Rząd norweski jest oszczędny w słowach, gdy idzie o wieloryby. Chodzi przecież o dochodowy biznes, a także pracę dla wielorybników, a co za tym idzie głosy wyborcze. W raporcie trzech międzynarodowych organizacji ekologicznych opublikowanym w 2016 roku przedstawiono liczne przykłady rządowego wsparcia finansowego dla przemysłu wielorybniczego.
Tradycje można zmienić
Jednak nie wszyscy w Norwegii podzielają tradycyjny punkt widzenia. Biolog Robert Cristofani opublikował w „Dagbladet” artykuł rozprawiający się z mitami na temat wielorybnictwa. W jego popartej wynikami badań naukowych ocenie, wielorybnicy są odpowiedzialni za „największą w historii masakrę biomasy”. W efekcie polowań zginęło o wiele więcej zwierząt niż Norwegia przyznaje – nie tylko wielorybów, ale też delfinów i rzadkich ryb padających ofiarami trawlerów „przy okazji”.

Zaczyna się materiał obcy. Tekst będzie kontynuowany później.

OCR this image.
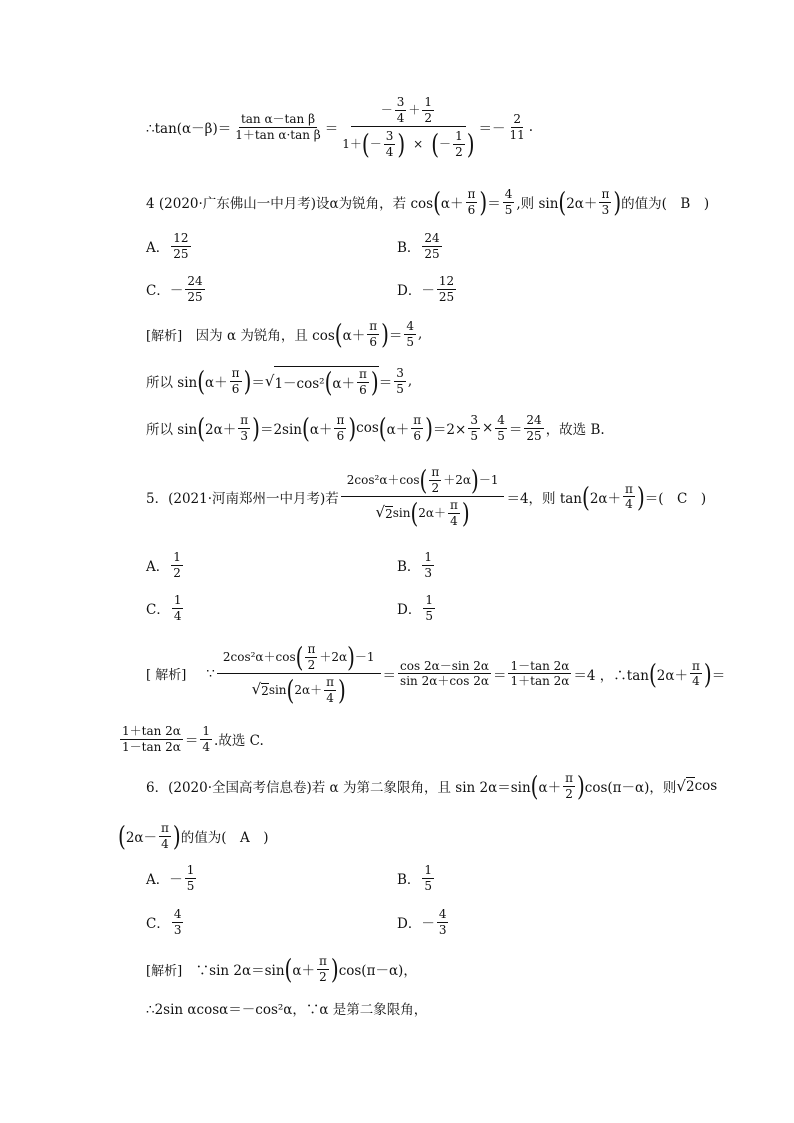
∴tan(α－β)＝ $\frac{\text{tan α－tan β}}{\text{1＋tan α·tan β}}$ ＝
－ $\frac{3}{4} + \frac{1}{2}$
1＋ ( － $\frac{3}{4}$ ) × ( － $\frac{1}{2}$ ) ＝－ $\frac{2}{11}$ .
4 (2020·广东佛山一中月考)设α为锐角，若 cos ( $\alpha+ \frac{\pi}{6}$ ) ＝ $\frac{4}{5}$ ,则 sin ( $2\alpha+ \frac{\pi}{3}$ ) 的值为(　B　)
A． $\frac{12}{25}$	B． $\frac{24}{25}$
C． － $\frac{24}{25}$	D． － $\frac{12}{25}$
[解析] 　因为 α 为锐角，且 cos ( $\alpha+ \frac{\pi}{6}$ ) ＝ $\frac{4}{5}$ ,
所以 sin ( $\alpha+ \frac{\pi}{6}$ ) ＝ √ 1－cos² ( $\alpha+ \frac{\pi}{6}$ ) ＝ $\frac{3}{5}$ ,
所以 sin ( $2\alpha+ \frac{\pi}{3}$ ) ＝2sin ( $\alpha+ \frac{\pi}{6}$ ) cos ( $\alpha+ \frac{\pi}{6}$ ) $=2\times \frac{3}{5} \times \frac{4}{5} = \frac{24}{25}$ ，故选 B.
5．(2021·河南郑州一中月考)若 $\frac{2\cos^2\alpha+\cos ( \frac{\pi}{2} +2\alpha ) -1}{√ 2 \sin ( 2\alpha+ \frac{\pi}{4} )} =4$，则 tan ( $2\alpha+ \frac{\pi}{4}$ ) ＝(　C　)
A． $\frac{1}{2}$	B． $\frac{1}{3}$
C． $\frac{1}{4}$	D． $\frac{1}{5}$
[ 解析] ∵ $\frac{2\cos^2\alpha+\cos ( \frac{\pi}{2} +2\alpha ) -1}{√ 2 \sin ( 2\alpha+ \frac{\pi}{4} )} = \frac{\cos 2\alpha-\sin 2\alpha}{\sin 2\alpha+\cos 2\alpha} = \frac{1-\tan 2\alpha}{1+\tan 2\alpha} =4$ ，∴tan ( $2\alpha+ \frac{\pi}{4}$ ) ＝
$\frac{1+\tan 2\alpha}{1-\tan 2\alpha} = \frac{1}{4}$ .故选 C.
6．(2020·全国高考信息卷)若 α 为第二象限角，且 sin 2α＝sin ( $\alpha+ \frac{\pi}{2}$ ) cos(π－α)，则 √ 2 cos
( $2\alpha- \frac{\pi}{4}$ ) 的值为(　A　)
A． － $\frac{1}{5}$	B． $\frac{1}{5}$
C． $\frac{4}{3}$	D． － $\frac{4}{3}$
[解析] 　∵sin 2α＝sin ( $\alpha+ \frac{\pi}{2}$ ) cos(π－α)，
∴2sin αcosα＝－cos²α，∵α 是第二象限角，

Cristofani przekonuje również, że wieloryby przyczyniają się do zwiększenia liczebności ryb w oceanach, czego dowiodły badania prowadzone Akademię Nauk Stanów Zjednoczonych. Zaprzecza też twierdzeniom norweskich wielorybników, że obecnie połowy są prowadzone w sposób humanitarny. Opinia międzynarodowa nie ma na to dowodu, bowiem od 2004 roku Norwegia przekazuje jej skąpe dane na temat wielorybnictwa.
W obronie wielorybów
W ostatnich latach w wyniku stałego zmniejszania kwoty przeznaczonej do odłowu liczba zabijanych podczas polowań wielorybów spada. Rocznie na norweskich wodach ginie w wyniku polowań od 500 do 1000 waleni. Duża cześć pozyskiwanego z nich mięsa jest eksportowana do Islandii i Japonii, gdzie znacznie ograniczono polowania na wieloryby.
Avaaz, czyli organizacja obywatelska o globalnym zasięgu, od kilku dni zbiera podpisy pod apelem do rządu Norwegii oraz Komisji Europejskiej o zaprzestani polowań na wieloryby. Jak dotąd podpisało się pod nim ponad 800 tysięcy internautów.